We noted that MP did not induce apoptosis of oligodendrocytes as an unwanted side-effect, even when we looked at late time points after MP administration. GS have been shown to exert their multiple actions via different pathways. In general, these mechanisms act at the genomic or non-genomic level. To date, it is unclear whether GS-mediated T-cell apoptosis can also be exerted by non-genomic actions. Non-genomic mechanisms of GS, such as the direct alteration of membrane fluidity, binding to specific cell membrane receptors and the use of cyclic adenosine monophosphate as a second messenger Rosner et al.
Another possible mediator of GS-induced apoptosis is calcium. At present it is unclear whether this mechanism also contributes to the effects of very high doses of MP. It remains unclear whether non-genomic actions of GS can contribute to their anti-inflammatory effects in the therapy of autoimmune diseases Buttgereit et al.
In humans, GSR are saturated at a dose of 2. Because of the different surface areas of humans and rats, in rats some drugs might need a dose up to 7-fold higher compared with humans Klaassen et al.
This depends on the drug as well as on the pharmacological effect investigated. In this respect, the dose-dependent induction of apoptosis shown here can help to understand the superior efficacy of very high dose MP therapy in multiple sclerosis.

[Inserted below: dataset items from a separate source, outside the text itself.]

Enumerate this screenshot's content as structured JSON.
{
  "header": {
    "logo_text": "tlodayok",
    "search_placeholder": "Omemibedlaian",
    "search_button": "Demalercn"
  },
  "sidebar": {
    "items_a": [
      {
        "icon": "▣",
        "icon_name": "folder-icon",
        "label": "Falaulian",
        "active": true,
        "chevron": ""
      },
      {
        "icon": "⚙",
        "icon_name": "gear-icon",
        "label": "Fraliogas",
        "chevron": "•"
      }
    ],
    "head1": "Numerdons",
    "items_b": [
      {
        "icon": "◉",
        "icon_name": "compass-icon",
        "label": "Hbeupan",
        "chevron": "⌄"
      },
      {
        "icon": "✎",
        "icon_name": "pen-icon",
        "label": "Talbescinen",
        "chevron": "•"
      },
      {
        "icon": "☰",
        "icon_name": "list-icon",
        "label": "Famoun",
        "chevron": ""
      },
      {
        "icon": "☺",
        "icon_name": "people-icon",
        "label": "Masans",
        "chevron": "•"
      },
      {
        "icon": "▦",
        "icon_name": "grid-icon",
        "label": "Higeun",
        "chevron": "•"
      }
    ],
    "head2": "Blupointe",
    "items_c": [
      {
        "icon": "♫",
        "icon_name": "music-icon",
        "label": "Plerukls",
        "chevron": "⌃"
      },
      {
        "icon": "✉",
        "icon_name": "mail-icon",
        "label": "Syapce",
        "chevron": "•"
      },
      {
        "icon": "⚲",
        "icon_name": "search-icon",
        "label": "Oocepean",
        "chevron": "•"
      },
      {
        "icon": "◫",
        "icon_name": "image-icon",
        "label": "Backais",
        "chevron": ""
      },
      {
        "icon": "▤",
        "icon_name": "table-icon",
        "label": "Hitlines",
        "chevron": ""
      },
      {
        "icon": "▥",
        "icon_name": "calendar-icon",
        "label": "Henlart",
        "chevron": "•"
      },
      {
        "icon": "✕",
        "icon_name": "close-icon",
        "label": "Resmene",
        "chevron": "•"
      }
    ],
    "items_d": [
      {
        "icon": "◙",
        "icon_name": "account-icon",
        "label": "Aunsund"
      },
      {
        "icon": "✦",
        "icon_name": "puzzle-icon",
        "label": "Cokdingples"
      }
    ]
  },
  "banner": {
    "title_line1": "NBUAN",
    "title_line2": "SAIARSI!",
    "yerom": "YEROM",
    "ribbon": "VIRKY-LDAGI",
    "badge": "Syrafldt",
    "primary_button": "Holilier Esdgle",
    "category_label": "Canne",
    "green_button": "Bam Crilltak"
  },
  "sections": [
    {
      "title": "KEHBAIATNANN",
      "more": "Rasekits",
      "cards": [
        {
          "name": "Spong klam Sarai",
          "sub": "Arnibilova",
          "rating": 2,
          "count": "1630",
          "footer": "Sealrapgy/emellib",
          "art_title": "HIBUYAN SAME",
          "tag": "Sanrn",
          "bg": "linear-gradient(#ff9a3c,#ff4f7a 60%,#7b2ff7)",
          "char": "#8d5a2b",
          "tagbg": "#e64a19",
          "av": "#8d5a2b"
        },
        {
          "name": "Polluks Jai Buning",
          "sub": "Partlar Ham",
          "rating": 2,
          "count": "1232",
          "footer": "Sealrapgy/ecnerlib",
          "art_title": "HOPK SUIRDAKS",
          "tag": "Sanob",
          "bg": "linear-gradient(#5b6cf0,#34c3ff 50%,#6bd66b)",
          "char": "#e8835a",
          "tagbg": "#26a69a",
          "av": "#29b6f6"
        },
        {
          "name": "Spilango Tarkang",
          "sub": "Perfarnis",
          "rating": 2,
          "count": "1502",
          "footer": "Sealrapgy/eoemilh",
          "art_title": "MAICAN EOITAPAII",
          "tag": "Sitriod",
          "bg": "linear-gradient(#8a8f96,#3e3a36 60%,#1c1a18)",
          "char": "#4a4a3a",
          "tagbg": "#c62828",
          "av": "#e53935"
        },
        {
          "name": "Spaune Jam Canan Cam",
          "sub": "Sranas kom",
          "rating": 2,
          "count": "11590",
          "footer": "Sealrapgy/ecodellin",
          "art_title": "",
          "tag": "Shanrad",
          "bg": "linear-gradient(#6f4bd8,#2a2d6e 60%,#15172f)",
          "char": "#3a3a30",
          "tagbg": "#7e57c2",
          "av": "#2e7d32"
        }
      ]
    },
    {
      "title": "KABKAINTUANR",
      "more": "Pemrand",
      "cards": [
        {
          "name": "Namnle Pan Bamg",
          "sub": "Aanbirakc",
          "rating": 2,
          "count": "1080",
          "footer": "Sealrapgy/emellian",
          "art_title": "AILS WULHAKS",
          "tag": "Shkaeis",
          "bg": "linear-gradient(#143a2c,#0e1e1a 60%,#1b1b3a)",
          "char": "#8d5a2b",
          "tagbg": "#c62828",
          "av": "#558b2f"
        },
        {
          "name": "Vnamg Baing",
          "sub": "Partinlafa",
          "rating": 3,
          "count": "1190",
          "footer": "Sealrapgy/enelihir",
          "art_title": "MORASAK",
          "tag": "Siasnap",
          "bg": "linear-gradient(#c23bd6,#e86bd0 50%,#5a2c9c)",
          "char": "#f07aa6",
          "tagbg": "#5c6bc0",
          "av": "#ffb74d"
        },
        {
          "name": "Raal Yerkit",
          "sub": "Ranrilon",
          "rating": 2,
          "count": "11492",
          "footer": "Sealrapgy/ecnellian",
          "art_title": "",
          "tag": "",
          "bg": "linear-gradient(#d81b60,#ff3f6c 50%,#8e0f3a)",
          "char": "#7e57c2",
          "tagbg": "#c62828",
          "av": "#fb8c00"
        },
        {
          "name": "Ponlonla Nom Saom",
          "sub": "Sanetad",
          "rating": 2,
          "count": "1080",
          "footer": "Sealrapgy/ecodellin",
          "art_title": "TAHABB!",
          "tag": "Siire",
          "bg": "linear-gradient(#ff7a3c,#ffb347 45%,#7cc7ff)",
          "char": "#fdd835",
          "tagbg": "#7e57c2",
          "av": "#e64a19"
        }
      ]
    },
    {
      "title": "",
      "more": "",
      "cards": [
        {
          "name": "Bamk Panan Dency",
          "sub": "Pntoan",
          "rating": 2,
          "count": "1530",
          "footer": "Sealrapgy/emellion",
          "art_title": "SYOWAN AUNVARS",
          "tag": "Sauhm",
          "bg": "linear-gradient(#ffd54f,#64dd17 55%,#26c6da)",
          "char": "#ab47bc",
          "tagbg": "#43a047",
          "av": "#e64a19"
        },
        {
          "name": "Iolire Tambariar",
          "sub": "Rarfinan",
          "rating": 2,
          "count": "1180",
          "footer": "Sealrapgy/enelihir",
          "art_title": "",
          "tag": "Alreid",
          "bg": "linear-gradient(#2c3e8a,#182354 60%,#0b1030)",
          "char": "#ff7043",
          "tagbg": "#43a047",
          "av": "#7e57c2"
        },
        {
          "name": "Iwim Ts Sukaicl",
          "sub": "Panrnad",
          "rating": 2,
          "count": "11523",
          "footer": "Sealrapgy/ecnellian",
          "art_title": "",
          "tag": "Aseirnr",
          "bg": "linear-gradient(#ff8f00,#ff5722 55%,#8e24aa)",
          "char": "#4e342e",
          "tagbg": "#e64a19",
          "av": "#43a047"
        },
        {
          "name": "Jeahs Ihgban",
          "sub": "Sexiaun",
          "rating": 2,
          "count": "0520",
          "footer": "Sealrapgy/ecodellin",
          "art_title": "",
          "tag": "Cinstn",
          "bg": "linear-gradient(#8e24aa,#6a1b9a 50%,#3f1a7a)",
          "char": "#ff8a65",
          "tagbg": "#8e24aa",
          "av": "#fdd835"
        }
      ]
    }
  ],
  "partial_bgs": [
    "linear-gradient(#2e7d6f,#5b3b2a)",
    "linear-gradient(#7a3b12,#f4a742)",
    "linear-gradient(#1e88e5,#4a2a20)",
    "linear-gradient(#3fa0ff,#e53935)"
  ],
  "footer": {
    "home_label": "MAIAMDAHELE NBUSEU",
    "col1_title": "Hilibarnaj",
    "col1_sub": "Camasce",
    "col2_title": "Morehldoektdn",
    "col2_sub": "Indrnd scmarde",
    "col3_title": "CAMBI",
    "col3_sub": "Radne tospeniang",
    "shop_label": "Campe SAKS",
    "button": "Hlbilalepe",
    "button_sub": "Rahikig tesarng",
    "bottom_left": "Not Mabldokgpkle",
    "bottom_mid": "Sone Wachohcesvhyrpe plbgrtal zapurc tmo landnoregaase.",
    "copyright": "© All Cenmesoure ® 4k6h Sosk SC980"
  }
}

Thieme E-Journals - Aktuelle Urologie / Abstract
Many translated example sentences containing "steroids" – German-English dictionary and search engine for German translations. relatively small dose of adrenal steroid can increase dramatically the survival of including lethal shock of varying etiology, both in experimental animals and . The patients can be on steroids or other additional compounds like creatine, .. University of California in Los Angeles reported on experiments to counteract.